Wer im Gefängnis sitzt ist laut „Amnesty International“ (AI) häufig von Folter und andere Misshandlungen betroffen. AI berichtet in seinem Jahresbericht 2012:

„Eine große Anzahl von Gefangenen war in unterirdischen Zellen untergebracht. Andere waren in Schiffscontainern aus Metall eingesperrt, von denen sich viele in Wüstenregionen befanden, wo sie extremer Hitze und Kälte ausgesetzt waren. Die Gefangenen erhielten weder ausreichende Nahrung noch sauberes Trinkwasser. Viele wurden in stark überfüllten und unhygienischen Zellen festgehalten.

Gefangene wurden oft gefoltert oder auf andere Weise misshandelt. Man zwang sie, beschwerliche und erniedrigende Tätigkeiten zu verrichten, und sie mussten lange Zeit gefesselt in schmerzhaften Stellungen ausharren.“

Laut AI gibt es derzeit 10.000 politische Gefangene in den Gefängnissen des kleinen Landes, was etwa 6 Millionen Einwohner/innen hat.

Fluchtursache ist häufig bei jüngeren Menschen, dass sie sich dem Militärdienst entziehen wollen. Dieser ist für Frauen und Männer ab 18 Jahren obligatorisch und inzwischen fest an den Schulbesuch gekoppelt. AI berichtet: „Alle Schüler mussten das letzte Schuljahr im militärischen Ausbildungslager Sawa verbringen. Berichten zufolge wurden Jugendliche, die erst 15 Jahre alt waren, bei Razzien zusammengetrieben und nach Sawa gebracht.
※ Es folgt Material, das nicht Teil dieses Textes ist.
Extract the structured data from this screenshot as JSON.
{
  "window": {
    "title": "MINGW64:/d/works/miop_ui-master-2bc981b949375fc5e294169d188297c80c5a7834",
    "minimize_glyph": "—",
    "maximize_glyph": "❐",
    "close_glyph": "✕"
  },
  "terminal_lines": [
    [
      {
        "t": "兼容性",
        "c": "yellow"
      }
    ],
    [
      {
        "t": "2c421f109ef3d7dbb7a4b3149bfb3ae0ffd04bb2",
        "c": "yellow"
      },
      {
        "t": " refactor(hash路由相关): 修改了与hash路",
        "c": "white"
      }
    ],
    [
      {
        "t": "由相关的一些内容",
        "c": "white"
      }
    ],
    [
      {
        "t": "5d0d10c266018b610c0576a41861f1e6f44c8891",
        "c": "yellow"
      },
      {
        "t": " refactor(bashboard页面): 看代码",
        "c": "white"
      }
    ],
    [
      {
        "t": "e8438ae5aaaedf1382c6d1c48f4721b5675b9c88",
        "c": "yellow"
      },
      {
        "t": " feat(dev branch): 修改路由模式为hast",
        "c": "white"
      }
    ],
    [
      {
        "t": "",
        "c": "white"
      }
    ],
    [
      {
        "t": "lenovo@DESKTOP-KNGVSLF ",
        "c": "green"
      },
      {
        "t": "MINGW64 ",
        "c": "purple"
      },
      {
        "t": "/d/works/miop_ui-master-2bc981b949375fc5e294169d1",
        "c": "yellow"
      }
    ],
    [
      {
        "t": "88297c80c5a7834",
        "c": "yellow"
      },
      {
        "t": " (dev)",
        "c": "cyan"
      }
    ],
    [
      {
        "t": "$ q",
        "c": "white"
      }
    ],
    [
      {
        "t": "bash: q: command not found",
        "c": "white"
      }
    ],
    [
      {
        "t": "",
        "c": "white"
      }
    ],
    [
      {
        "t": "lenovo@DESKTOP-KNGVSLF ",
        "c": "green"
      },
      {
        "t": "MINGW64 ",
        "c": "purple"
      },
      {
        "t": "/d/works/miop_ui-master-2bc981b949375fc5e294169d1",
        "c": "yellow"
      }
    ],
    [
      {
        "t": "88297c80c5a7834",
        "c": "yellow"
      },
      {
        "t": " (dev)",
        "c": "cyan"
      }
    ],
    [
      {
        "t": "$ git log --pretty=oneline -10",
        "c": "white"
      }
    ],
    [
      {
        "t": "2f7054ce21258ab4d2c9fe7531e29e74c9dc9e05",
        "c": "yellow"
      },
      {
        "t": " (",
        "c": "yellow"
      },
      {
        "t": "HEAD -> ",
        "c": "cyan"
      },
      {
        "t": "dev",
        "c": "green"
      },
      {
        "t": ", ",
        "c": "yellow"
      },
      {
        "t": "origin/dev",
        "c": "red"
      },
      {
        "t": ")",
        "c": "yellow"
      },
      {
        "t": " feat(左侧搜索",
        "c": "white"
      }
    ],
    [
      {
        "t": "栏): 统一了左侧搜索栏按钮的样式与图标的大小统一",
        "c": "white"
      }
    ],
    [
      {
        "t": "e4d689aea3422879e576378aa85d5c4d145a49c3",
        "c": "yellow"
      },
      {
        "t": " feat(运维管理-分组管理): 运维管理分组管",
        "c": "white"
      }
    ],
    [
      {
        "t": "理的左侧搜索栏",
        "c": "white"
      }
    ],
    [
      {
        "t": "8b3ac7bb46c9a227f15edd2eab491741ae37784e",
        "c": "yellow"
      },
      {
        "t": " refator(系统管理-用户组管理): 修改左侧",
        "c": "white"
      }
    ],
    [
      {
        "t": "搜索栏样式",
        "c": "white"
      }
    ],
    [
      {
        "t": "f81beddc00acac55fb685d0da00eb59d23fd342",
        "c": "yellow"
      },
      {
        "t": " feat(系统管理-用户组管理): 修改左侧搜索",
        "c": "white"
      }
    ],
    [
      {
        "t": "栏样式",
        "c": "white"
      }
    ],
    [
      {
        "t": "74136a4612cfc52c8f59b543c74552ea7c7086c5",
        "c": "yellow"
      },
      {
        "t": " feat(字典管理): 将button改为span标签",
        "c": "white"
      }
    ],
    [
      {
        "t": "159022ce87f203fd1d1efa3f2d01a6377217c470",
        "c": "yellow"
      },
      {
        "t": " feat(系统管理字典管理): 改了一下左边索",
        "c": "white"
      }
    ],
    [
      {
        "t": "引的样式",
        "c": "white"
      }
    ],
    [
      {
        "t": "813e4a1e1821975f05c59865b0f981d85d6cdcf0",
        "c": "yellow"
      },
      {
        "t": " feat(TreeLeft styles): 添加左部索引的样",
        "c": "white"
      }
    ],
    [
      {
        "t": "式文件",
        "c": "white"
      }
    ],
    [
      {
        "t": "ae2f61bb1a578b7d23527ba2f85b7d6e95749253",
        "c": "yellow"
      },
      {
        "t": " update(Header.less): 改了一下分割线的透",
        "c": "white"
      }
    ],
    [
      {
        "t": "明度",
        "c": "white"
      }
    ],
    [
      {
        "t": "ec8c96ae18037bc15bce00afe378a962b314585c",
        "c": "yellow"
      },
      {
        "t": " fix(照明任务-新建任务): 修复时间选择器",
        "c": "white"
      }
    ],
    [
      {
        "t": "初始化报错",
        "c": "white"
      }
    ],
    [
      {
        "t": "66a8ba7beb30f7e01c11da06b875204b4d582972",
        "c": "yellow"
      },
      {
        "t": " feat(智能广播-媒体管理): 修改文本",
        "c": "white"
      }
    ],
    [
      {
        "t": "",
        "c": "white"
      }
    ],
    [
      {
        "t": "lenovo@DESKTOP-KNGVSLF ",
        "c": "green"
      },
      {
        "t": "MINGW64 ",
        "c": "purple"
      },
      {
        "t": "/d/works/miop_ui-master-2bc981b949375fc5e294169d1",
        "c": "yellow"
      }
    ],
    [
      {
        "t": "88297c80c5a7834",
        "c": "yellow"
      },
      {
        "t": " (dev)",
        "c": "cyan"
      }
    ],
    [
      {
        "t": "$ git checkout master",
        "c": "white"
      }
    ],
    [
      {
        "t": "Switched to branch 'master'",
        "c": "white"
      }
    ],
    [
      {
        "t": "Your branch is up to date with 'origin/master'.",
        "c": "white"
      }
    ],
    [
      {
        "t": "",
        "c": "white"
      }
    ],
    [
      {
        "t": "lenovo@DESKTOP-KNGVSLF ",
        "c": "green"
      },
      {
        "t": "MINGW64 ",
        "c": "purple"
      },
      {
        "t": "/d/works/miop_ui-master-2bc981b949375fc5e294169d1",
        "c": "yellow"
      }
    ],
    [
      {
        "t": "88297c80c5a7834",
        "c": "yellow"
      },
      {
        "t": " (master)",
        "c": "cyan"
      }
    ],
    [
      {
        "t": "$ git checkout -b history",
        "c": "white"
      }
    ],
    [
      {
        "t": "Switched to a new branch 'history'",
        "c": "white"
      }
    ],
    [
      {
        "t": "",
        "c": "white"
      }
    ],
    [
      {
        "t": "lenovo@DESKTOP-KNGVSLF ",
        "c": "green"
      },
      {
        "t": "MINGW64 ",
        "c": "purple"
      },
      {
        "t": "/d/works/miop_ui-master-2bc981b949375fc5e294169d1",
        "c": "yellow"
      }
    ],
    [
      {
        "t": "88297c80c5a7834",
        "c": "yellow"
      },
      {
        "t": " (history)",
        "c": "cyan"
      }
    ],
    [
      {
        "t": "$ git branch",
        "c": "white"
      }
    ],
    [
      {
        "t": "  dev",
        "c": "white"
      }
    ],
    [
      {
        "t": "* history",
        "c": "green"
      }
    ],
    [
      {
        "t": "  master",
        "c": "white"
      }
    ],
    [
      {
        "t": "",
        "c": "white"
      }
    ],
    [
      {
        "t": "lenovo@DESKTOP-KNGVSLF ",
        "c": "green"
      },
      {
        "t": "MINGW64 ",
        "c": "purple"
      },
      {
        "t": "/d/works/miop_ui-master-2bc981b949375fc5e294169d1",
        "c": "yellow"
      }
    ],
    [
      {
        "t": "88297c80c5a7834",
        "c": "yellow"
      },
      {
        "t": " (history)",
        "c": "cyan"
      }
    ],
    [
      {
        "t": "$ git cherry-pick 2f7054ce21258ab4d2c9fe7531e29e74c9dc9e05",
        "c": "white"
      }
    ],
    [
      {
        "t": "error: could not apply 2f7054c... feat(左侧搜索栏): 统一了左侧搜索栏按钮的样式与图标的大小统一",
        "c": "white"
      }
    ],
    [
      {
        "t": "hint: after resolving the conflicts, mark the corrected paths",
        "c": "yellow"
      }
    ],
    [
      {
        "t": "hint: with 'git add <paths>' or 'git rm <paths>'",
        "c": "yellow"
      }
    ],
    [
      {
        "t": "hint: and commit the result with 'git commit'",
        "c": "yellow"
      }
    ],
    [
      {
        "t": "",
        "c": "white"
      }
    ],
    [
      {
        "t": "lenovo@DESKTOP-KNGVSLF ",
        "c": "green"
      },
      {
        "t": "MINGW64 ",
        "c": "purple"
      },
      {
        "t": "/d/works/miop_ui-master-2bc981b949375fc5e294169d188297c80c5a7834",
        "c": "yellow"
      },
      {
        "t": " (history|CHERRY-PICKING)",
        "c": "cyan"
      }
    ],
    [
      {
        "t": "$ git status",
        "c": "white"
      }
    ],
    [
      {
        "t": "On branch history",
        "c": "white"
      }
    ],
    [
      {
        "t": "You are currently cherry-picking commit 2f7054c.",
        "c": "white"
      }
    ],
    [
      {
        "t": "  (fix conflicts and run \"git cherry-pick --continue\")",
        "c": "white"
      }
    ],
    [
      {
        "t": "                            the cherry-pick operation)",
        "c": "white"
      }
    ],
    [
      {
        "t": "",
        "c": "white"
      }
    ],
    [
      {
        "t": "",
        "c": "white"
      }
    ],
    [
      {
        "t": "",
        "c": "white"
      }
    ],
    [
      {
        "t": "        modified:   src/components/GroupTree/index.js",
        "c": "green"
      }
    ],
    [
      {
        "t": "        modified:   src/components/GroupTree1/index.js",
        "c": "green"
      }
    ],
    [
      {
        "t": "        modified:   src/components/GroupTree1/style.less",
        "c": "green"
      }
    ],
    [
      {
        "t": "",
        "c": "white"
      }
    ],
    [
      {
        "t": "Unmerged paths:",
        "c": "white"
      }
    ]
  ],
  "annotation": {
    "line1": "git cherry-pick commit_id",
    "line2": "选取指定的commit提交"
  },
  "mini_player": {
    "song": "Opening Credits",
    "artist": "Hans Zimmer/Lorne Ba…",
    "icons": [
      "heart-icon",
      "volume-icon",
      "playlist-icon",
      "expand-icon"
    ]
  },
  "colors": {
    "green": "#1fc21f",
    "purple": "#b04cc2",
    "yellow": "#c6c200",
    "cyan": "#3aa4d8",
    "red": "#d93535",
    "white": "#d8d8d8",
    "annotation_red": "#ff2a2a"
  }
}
Der Militärdienst dauert eigentlich 18 Monate, wird aber häufig auf unbestimmte Zeit verlängert. Den Militärdienstleistenden werden geringe Löhne gezahlt, die nicht zur Deckung der Grundbedürfnisse ihrer Familien ausreichen. […] Die Militärdienstleistenden mussten häufig Zwangsarbeit in Regierungsprojekten, z.B. im Straßenbau, verrichten oder in Unternehmen arbeiten, die dem Militär oder den Eliten der Regierungspartei gehören und von diesen geführt werden. Es bestand die Gefahr, dass internationale Bergbaufirmen durch die Untervergabe von Aufträgen an diese Unternehmen Zwangsarbeit förderten.“

Vor diesen Verhältnissen fliehen jeden Monat tausende Menschen aus Eritrea, die meisten davon in die Nachbarländer Äthiopien, den Sudan und den neuen Staat Südsudan. Einige versuchen auch Europa zu erreichen und begeben sich dafür auf eine gefährliche Überfahrt über das Mittelmeer in häufig schrottreifen Booten. Viele der Opfer des großen Schiffunglücks von Lampedusa im Oktober 2013 stammten aus Eritrea. Andere versuchen nach Israel zu gelangen. Aber viele Flüchtlinge werden auf dem Weg dorthin auf der Sinai-Insel von Banden entführt, die versuchen die Familien der Entführten zu erpressen. Wer Israel erreicht, ist aber auch nicht sicher. Die israelische Regierung fährt eine harte Linie gegenüber den Flüchtlingen aus Afrika. Mehrere tausend wurden bereits rechtswidrig zur Rückkehr in ihre Heimatländer gezwungen.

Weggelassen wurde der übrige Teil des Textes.